けれども、あの熱気はJでは絶対にかんじられないものです。
代表戦は完全にエンターテーメント化してますよね。

以前の代表戦は殺気に近い熱気でした。
今はそれがJの方に移った感が有ります。
ゴール裏の先鋭化が際立つチームが増えた感じ。
それがライト層を敬遠させる一因になってるかも。

どうしたら観客呼び込めるものかと、毎試合考えた今シーズンでした。

ほぼ全てのチームが予算減となるであろう来シーズンは深刻ですね。

文章散らかって、すいません。
行間読みとって下さい(笑)。
2011/12/05(Mon) 08:34 | URL  | KKGT-R #-[ 編集]
管理人のみ閲覧できます
このコメントは管理人のみ閲覧できます
2011/12/05(Mon) 21:51 |   |  #[ 編集]
Re: No title
>junchangさん

お久しぶりです。またよろしくお願いしますw

近年のエールディビジなんかもそうですが、タイトルを狙うクラブと、残留を争うクラブ、それに中堅から上位を伺うクラブ…それがはっきりしていないと、やはりどんぐりの背比べ的になって、魅力が落ちますよね。
本当に実力拮抗のドイツ的なものならともかく、日本のそれはレベルが落ちてきての結果。
これではどこも摩耗していくばかりで、国際競争力が低下するのも必然です。

どうしたものかな…
本当に悩んでいるのですが、なかなかよい解決策が浮かばない。
頭の痛い問題です(^_^;)

>KKGT-Rさん

ご無沙汰しております。

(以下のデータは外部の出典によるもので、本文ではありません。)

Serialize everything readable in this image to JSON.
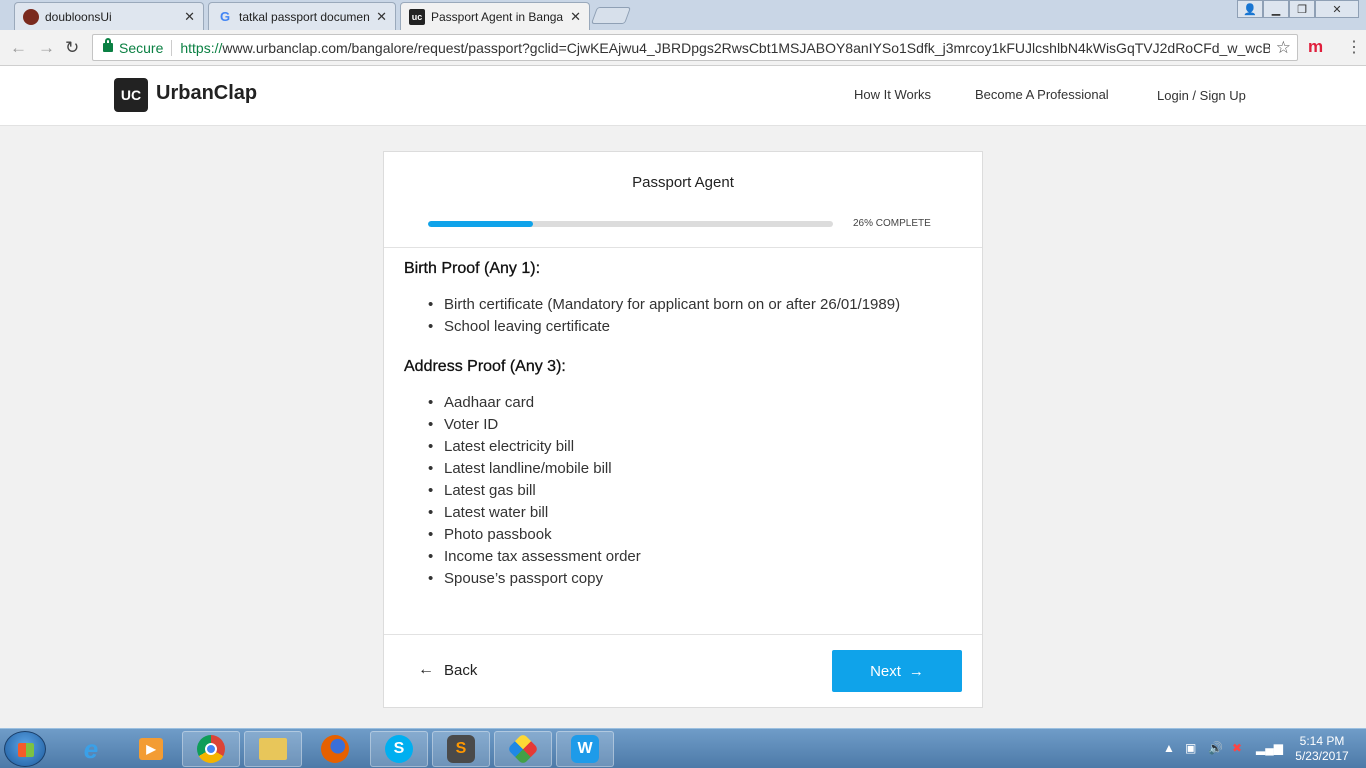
{
  "browser": {
    "tabs": [
      {
        "title": "doubloonsUi",
        "active": false
      },
      {
        "title": "tatkal passport documen",
        "active": false
      },
      {
        "title": "Passport Agent in Banga",
        "active": true
      }
    ],
    "secure_label": "Secure",
    "url_scheme": "https://",
    "url_rest": "www.urbanclap.com/bangalore/request/passport?gclid=CjwKEAjwu4_JBRDpgs2RwsCbt1MSJABOY8anIYSo1Sdfk_j3mrcoy1kFUJlcshlbN4kWisGqTVJ2dRoCFd_w_wcB&utm_",
    "extension_label": "m"
  },
  "site": {
    "logo_mark": "UC",
    "logo_text": "UrbanClap",
    "nav": [
      "How It Works",
      "Become A Professional",
      "Login / Sign Up"
    ]
  },
  "card": {
    "title": "Passport Agent",
    "progress_percent": 26,
    "progress_label": "26% COMPLETE",
    "sections": [
      {
        "heading": "Birth Proof (Any 1):",
        "items": [
          "Birth certificate (Mandatory for applicant born on or after 26/01/1989)",
          "School leaving certificate"
        ]
      },
      {
        "heading": "Address Proof (Any 3):",
        "items": [
          "Aadhaar card",
          "Voter ID",
          "Latest electricity bill",
          "Latest landline/mobile bill",
          "Latest gas bill",
          "Latest water bill",
          "Photo passbook",
          "Income tax assessment order",
          "Spouse’s passport copy"
        ]
      }
    ],
    "back_label": "Back",
    "next_label": "Next"
  },
  "taskbar": {
    "time": "5:14 PM",
    "date": "5/23/2017"
  },
  "colors": {
    "accent": "#0fa3ea",
    "secure_green": "#0b8043"
  }
}
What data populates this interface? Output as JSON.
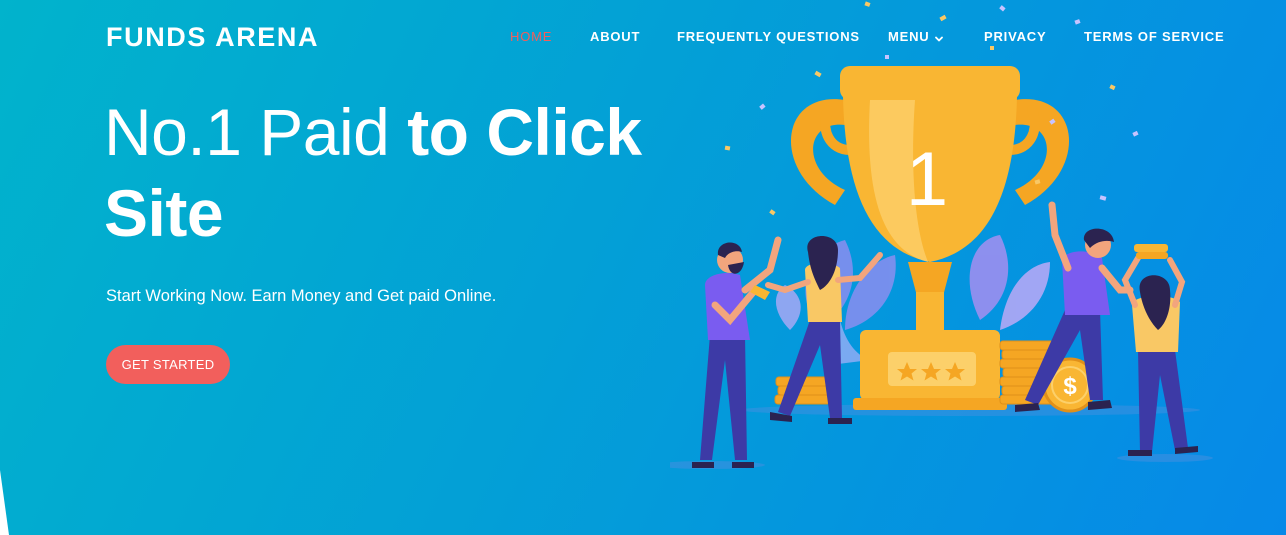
{
  "header": {
    "brand": "FUNDS ARENA",
    "nav": [
      {
        "label": "HOME",
        "active": true
      },
      {
        "label": "ABOUT"
      },
      {
        "label": "FREQUENTLY QUESTIONS"
      },
      {
        "label": "MENU",
        "dropdown": true
      },
      {
        "label": "PRIVACY"
      },
      {
        "label": "TERMS OF SERVICE"
      }
    ]
  },
  "hero": {
    "headline_light": "No.1 Paid ",
    "headline_bold_1": "to Click",
    "headline_bold_2": "Site",
    "subtitle": "Start Working Now. Earn Money and Get paid Online.",
    "cta_label": "GET STARTED"
  },
  "illustration": {
    "trophy_number": "1"
  },
  "colors": {
    "gradient_start": "#01b3cc",
    "gradient_end": "#0689e8",
    "accent": "#f25f5c",
    "text": "#ffffff",
    "trophy": "#f9b633"
  }
}
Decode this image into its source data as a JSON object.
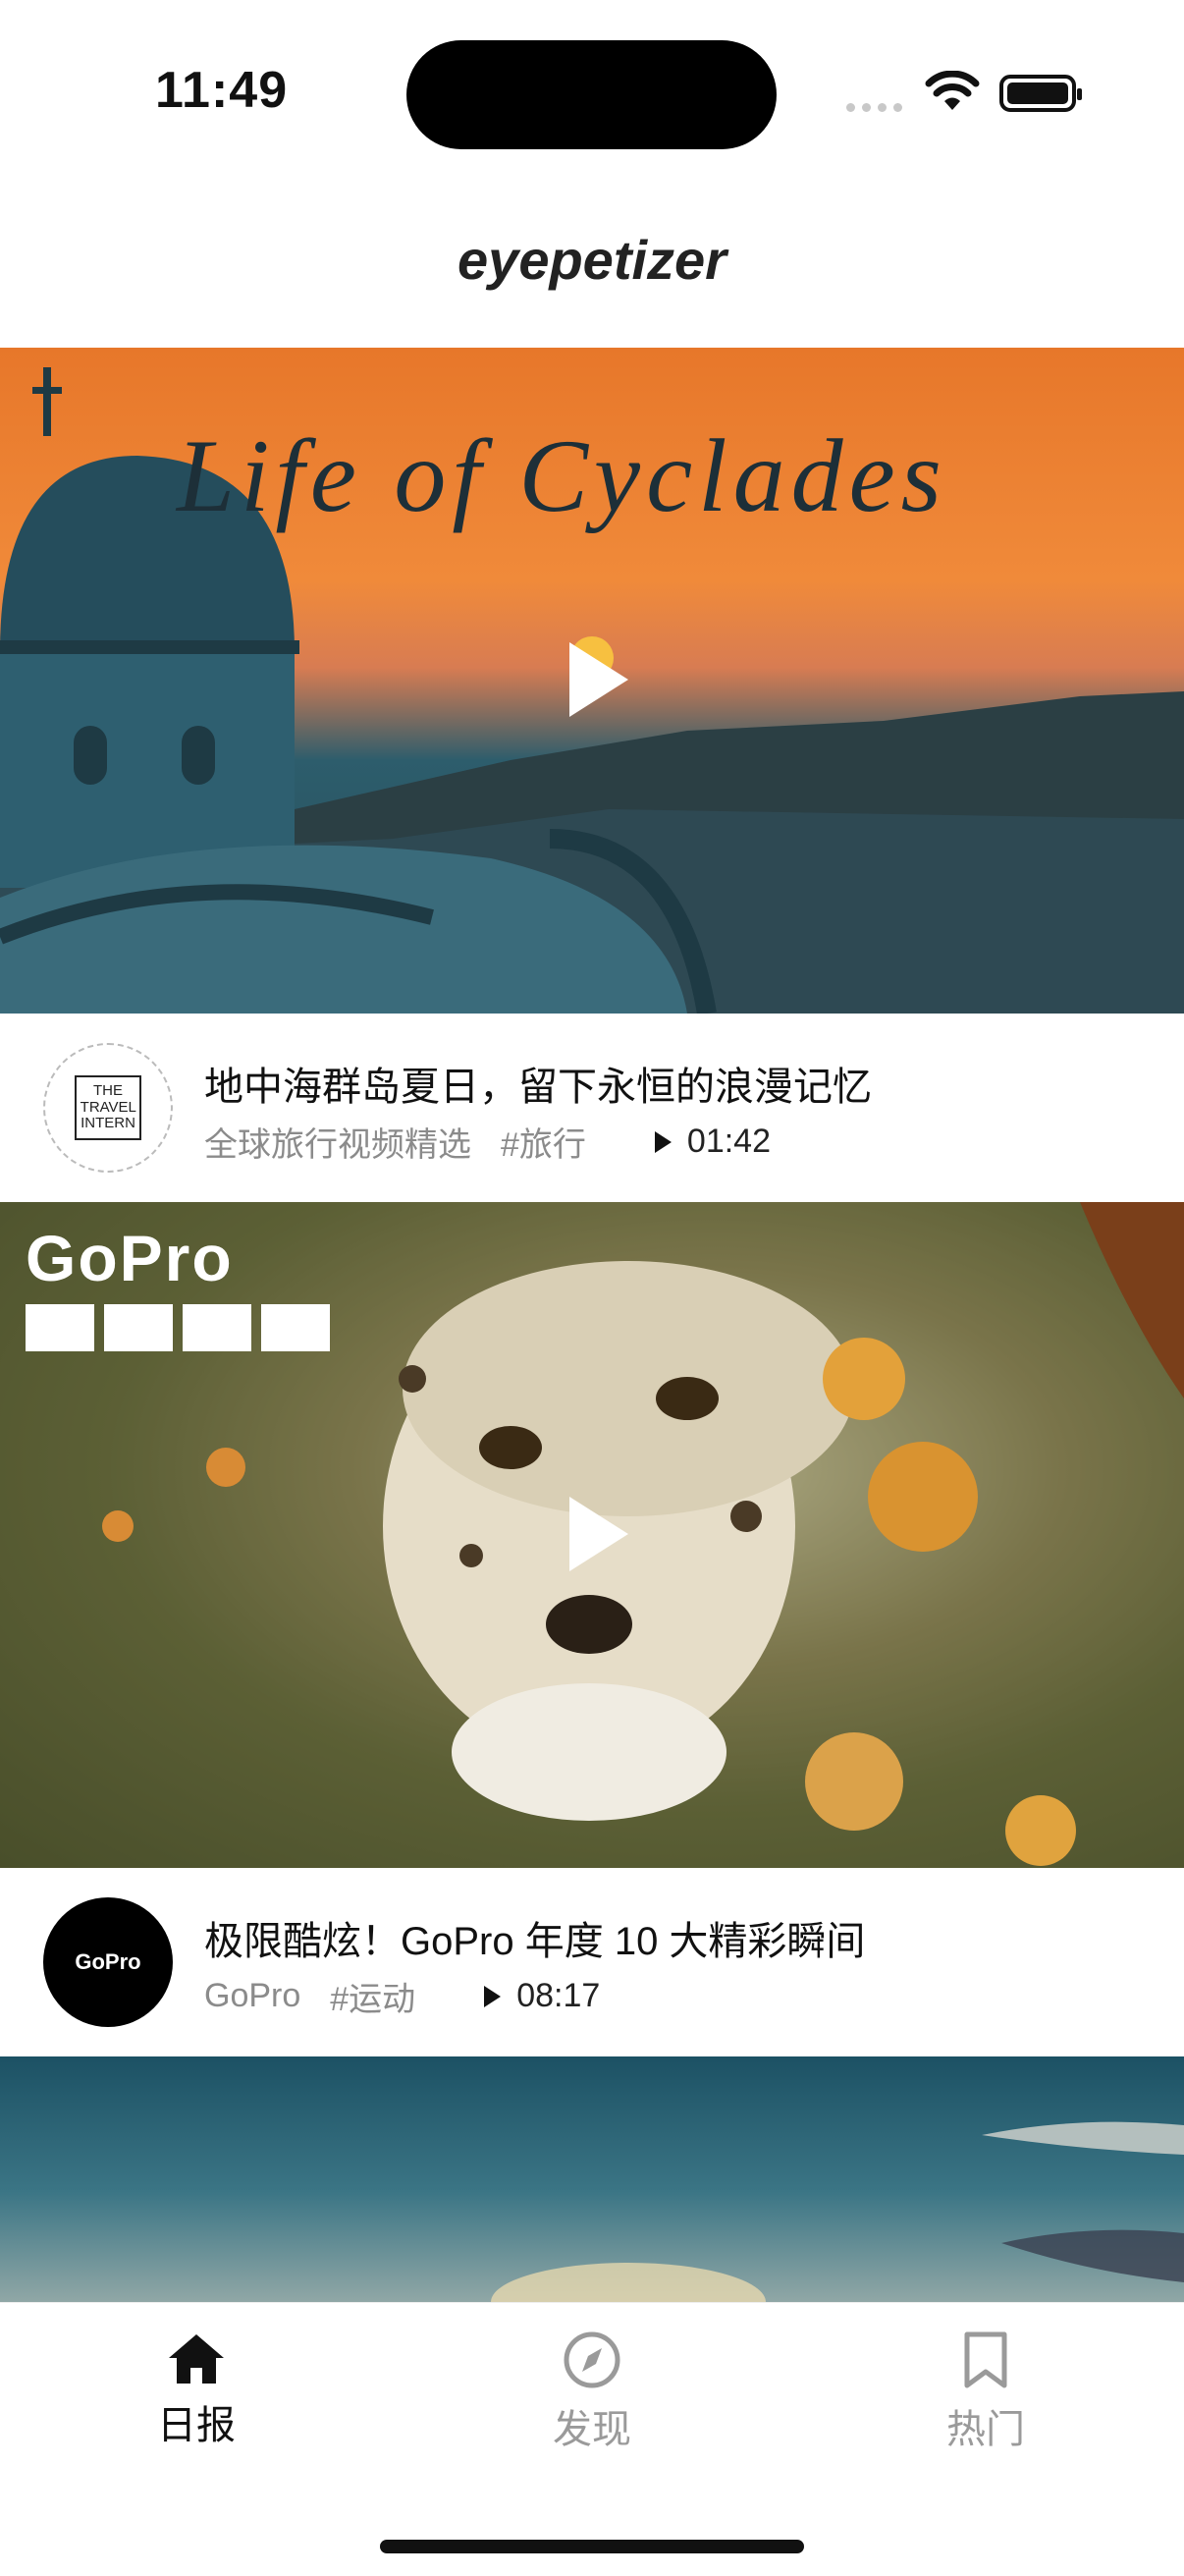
{
  "status_bar": {
    "time": "11:49"
  },
  "header": {
    "app_title": "eyepetizer"
  },
  "feed": [
    {
      "overlay_text": "Life of Cyclades",
      "title": "地中海群岛夏日，留下永恒的浪漫记忆",
      "author": "全球旅行视频精选",
      "tag": "#旅行",
      "duration": "01:42",
      "avatar_text": "THE TRAVEL INTERN"
    },
    {
      "overlay_text": "GoPro",
      "title": "极限酷炫！GoPro 年度 10 大精彩瞬间",
      "author": "GoPro",
      "tag": "#运动",
      "duration": "08:17",
      "avatar_text": "GoPro"
    }
  ],
  "tab_bar": {
    "items": [
      {
        "label": "日报",
        "icon": "home-icon",
        "active": true
      },
      {
        "label": "发现",
        "icon": "compass-icon",
        "active": false
      },
      {
        "label": "热门",
        "icon": "bookmark-icon",
        "active": false
      }
    ]
  }
}
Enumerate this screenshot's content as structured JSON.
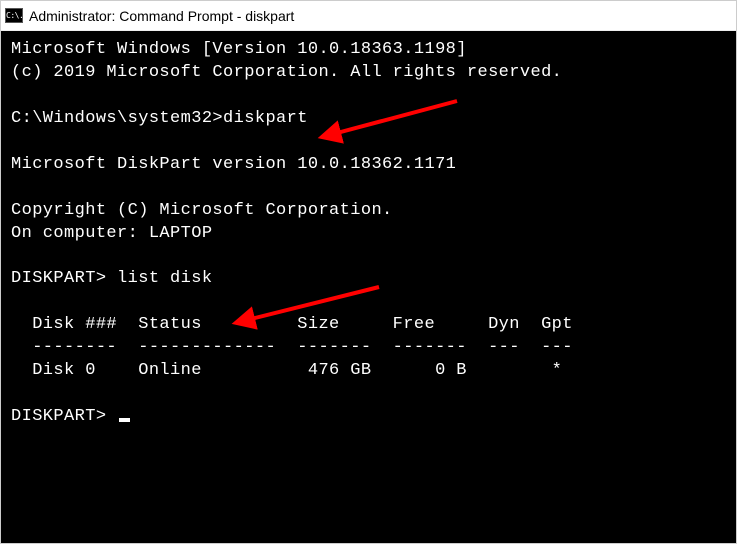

またよろしくお願いします。

>中断中と自粛ムードで一気に覚めてしまった感じ。
>「別にスタジアム行かなくてもいいじゃん」的な。

まさにその通りと思います。
震災の影響はやはり特大でした…+代表戦にごっそり人が持って行かれた感じですね。

クラブの方も緊縮緊縮ばかりで、「リスクを負う投資」は避けようとする。
だから「これだけの結果を必ず残して、お金を回収するぞ」という攻撃的なマネジメントが生まれない。
その分、ハングリーなクラブも減って…悪循環です。

一方で、スタジアムへの入りやすさ、エンタメ性は必要不可欠。
ようは絞めるべきところを締めず、緩めなければならないところは閉めている(または占めている?)ような印象ばかりが目立ちます。

個人的には、もっとアジアに目を向けるべきと思いますね。
日本選手の生き残りを難しく、門戸を広げて例えば南アジア、東アジアの小国から、ハングリーな血を入れて活性化させたり…ですとか。

言うはやすし、やるは難しなので、あまりあれこれ言うと恥かきそうなもんですが(苦笑)
いずれまたじっくり考えてみたいことだけは確かなテーマです。